Никифор молча сидел за Евангелием. Я лег спать и, хотя мне долго не спалось, сделал вид, что тотчас же уснул. Когда вся камера давно уже храпела, я видел, как Никифор несколько раз подходил к моему месту и долго в меня всматривался, но я не открыл глаз. На следующий день он в руднике просил у меня прощения, с чрезвычайной наивностью умоляя несколько раз ударить его по щеке. Предложения этого я, конечно, не принял, но помириться охотно согласился, так как, в сущности, и не сердился нисколько. В тот же вечер наши учебные занятия возобновились. Никифор был весел, оживлен и отличался необычной понятливостью., Михаилу он также старался замаслить, как провинившийся в чем-нибудь мальчик замасливает отца. Михайла вел себя сдержанно и солидно. Камера тоже не поминала вчерашнего.

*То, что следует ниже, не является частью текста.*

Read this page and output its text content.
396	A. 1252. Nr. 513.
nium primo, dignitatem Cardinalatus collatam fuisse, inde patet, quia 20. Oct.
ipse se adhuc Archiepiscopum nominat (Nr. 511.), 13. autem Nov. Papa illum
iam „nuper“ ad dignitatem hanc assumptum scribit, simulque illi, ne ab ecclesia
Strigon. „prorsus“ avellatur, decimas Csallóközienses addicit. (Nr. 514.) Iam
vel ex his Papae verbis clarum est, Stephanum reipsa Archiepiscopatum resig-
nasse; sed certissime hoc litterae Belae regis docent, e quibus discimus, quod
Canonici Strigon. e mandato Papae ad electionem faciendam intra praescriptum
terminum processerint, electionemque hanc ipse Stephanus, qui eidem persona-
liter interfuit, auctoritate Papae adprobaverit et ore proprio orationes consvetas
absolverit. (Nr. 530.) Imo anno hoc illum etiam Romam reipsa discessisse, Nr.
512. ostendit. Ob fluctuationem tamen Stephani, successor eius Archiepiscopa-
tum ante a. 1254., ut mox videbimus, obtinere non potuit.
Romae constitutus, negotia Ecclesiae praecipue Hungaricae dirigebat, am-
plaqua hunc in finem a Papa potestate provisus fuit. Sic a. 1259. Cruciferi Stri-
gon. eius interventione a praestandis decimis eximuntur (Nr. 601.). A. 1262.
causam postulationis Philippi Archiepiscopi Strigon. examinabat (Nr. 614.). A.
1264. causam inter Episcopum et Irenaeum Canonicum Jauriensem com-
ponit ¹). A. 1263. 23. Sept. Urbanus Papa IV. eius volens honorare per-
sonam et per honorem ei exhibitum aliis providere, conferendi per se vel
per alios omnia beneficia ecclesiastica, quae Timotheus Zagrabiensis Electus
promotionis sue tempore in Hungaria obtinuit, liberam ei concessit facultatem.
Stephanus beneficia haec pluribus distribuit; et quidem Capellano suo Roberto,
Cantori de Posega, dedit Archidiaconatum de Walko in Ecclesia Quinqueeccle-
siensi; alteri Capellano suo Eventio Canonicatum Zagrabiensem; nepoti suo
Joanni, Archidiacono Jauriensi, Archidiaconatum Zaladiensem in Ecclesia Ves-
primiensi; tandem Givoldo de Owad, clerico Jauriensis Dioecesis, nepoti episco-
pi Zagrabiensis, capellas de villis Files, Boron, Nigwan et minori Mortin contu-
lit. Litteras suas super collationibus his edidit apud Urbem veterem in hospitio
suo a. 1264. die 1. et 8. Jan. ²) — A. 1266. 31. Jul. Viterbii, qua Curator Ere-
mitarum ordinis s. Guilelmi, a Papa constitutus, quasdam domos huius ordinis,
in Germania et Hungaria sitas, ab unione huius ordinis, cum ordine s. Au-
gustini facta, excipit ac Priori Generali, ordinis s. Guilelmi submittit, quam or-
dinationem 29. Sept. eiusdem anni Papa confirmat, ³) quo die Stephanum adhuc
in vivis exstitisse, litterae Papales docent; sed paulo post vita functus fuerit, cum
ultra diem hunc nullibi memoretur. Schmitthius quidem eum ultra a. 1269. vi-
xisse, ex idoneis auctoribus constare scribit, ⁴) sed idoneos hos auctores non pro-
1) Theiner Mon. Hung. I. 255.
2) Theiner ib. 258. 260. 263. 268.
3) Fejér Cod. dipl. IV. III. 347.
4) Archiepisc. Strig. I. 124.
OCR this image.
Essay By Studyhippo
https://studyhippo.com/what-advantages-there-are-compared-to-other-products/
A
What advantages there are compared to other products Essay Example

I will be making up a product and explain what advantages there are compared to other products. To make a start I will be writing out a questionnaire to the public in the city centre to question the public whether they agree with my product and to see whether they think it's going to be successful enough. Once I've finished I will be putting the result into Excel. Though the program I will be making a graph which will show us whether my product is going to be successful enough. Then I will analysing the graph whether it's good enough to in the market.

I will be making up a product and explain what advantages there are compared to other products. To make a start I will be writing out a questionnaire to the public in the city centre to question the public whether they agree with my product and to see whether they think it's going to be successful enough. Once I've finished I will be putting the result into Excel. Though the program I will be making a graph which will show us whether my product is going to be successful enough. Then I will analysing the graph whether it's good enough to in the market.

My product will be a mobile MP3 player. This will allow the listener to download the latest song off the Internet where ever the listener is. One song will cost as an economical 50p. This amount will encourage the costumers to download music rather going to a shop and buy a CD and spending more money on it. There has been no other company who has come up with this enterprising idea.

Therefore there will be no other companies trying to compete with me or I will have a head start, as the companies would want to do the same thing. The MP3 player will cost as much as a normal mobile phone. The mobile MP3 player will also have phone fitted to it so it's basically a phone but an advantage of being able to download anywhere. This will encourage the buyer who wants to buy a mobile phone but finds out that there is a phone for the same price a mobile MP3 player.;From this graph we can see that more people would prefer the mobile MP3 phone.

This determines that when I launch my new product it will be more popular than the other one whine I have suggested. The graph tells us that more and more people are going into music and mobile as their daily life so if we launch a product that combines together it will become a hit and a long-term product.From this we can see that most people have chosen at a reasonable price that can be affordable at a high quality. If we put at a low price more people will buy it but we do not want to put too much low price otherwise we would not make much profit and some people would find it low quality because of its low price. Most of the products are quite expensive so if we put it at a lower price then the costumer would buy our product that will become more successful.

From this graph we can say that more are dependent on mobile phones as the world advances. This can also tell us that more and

Никифор употреблял все усилия нагнать брата в писанье, но это никак ему не удавалось. Его порывистые, грубые руки ломали карандаши, прорывали бумагу, прыгали и выводили такие никому неведомые фигуры, что учитель чистописания пришел бы в ужас. А между тем научиться письму было всегда заветнейшею мечтою всех шелайских учеников: в уменье писать простолюдин видит квинтэссенцию всякого знания, идеал учености. Боже, с какою страстью и прилежанием марали они по целым дням и вечерам бумагу, едва только научившись выводить с грехом пополам буквы! Уловив иногда ядовитую, как ему казалось, усмешку на губах Михаилы, Никифор вспыхивал, бросал бумагу и карандаш и начинал жаловаться.
— Какое тут может быть ученье в тюрьме? И какой тут может быть смех? Тебе хорошо молотобойцем быть, мех раздувать, на скамеечке сидя, а попробовал бы, как я, десять верхов в день выбурить! Небось тоже запрыгала бы рука-то!
— А я разве не буривал? — возражал Михаила. — Давно ль я-то перестал бурить? Нет, уж лучше на туес свой, на башку пустую жалуйся.
— Брошу же я писать! — решал тогда Никифор. — Должно быть, и в самом деле дару на писанье нет. Займусь лучше читать хорошенько.